Tumour stage (pT) for squamous cell carcinoma of the lung

Squamous cell carcinoma is given a tumour stage between 1 and 4 based on the size of the tumour, the number of tumours found in the tissue examined, and whether the tumour has broken through the pleural or has spread to organs around the lungs.

Lung SCC staging

Nodal stage (pN) for squamous cell carcinoma of the lung

Squamous cell carcinoma is given a nodal stage between 0 and 3 based on the presence or absence of cancer cells in a lymph node and the location of the lymph nodes that contain tumour cells.
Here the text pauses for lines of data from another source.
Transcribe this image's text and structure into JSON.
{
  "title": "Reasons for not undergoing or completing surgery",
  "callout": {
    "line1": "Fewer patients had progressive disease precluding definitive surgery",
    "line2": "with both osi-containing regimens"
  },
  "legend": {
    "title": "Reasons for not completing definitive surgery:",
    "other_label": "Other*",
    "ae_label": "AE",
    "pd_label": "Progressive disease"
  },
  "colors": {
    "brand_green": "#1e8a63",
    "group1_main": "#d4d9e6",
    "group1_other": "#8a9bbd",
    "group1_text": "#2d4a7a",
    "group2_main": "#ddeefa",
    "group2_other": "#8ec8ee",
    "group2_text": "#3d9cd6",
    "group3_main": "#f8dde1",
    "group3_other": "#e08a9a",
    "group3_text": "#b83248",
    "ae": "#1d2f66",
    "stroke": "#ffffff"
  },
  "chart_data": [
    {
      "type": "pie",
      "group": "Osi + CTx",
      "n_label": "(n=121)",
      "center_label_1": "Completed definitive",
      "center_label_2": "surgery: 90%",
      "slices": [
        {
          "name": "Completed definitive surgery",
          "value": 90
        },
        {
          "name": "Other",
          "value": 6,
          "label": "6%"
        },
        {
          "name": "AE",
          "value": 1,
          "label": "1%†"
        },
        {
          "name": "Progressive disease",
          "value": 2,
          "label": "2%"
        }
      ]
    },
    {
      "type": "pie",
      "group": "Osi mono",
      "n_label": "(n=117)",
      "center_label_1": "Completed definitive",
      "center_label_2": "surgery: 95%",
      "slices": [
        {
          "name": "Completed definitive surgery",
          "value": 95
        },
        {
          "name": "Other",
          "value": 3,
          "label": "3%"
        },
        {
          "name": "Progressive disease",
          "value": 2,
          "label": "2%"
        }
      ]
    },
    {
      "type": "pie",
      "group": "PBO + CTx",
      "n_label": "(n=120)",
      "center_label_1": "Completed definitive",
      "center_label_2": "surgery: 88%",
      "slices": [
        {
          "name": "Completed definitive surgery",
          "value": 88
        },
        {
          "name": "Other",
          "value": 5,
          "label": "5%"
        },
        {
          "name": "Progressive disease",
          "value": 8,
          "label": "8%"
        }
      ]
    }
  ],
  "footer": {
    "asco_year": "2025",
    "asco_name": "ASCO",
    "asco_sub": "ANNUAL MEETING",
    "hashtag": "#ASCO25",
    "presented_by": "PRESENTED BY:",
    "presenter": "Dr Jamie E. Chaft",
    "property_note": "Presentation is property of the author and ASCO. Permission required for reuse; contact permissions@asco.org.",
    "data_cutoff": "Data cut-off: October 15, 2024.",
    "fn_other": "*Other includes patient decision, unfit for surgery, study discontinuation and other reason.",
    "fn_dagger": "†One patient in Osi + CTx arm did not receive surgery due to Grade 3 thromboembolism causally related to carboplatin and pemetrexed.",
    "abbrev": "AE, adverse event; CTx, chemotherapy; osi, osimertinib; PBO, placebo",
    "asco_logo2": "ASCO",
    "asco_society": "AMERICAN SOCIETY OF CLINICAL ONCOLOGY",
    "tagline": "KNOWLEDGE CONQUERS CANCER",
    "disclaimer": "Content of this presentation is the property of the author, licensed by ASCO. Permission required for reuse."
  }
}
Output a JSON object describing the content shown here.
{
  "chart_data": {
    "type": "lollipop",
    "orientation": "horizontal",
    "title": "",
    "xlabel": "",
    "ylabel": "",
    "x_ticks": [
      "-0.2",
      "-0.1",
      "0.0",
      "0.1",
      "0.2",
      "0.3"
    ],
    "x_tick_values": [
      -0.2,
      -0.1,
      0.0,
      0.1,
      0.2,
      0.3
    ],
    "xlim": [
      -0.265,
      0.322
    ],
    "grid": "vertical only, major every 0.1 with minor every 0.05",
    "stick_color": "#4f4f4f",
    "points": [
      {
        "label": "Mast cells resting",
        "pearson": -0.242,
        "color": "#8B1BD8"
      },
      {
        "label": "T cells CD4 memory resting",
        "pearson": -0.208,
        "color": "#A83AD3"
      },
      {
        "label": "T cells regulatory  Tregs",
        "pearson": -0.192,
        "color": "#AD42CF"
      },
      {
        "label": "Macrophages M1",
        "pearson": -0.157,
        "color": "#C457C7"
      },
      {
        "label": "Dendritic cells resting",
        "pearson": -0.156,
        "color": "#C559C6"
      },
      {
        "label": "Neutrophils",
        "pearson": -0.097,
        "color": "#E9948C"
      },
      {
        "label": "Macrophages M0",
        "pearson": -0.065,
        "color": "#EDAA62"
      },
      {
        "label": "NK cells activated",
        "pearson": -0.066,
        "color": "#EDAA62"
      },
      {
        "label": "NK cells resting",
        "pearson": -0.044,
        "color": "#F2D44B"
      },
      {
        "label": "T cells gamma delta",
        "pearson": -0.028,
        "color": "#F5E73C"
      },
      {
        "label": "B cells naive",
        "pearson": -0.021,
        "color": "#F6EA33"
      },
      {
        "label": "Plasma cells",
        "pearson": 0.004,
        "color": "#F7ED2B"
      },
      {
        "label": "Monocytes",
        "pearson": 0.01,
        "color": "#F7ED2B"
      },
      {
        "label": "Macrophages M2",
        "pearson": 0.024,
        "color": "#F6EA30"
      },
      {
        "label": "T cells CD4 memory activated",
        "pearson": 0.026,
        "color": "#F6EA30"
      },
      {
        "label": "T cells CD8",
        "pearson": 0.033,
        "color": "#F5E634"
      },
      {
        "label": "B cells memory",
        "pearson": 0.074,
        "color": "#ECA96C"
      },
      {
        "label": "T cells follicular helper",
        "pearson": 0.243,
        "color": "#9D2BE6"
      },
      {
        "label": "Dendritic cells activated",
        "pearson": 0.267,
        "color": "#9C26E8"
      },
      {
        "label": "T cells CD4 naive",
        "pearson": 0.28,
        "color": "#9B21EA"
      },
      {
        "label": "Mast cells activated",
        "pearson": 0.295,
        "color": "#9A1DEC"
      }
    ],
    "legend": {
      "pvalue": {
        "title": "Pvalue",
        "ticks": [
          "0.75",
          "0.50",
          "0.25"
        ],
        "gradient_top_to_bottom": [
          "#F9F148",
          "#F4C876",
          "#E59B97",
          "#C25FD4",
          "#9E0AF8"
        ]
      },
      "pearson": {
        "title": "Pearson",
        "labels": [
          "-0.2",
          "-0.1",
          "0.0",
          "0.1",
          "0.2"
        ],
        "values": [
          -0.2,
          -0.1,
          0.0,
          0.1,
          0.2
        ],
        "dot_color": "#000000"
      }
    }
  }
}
  • NX – No lymph nodes were sent for pathologic examination.
  • N0 – No tumour cells were found in any of the lymph nodes examine
  • N1 – Tumourcells were found in at least one lymph node from inside the lung or around the large airways leading into the lung. This stage includes stations 10 through 14.
  • N2 – Tumour cells were found in at least one lymph node from the tissue in the middle of the chest and around the large airways. This stage includes stations 7 through 9.
  • N3 – Tumour cells were found in the neck or in any lymph nodes on the side of the body opposite (contralateral) to the tumour. This stage includes stations 1 through 6.
Metastatic stage (pM) for squamous cell carcinoma of the lung

Squamous cell carcinoma is given a metastatic stage of 0 or 1 based on the presence of tumour cells in the lung on the opposite side of the body or at a distant body site (for example the brain). The metastatic stage can only be determined if tissue from the opposite lung or distant site is sent for pathological examination. Because this tissue is rarely present, the metastatic stage cannot be determined and is listed as pMX.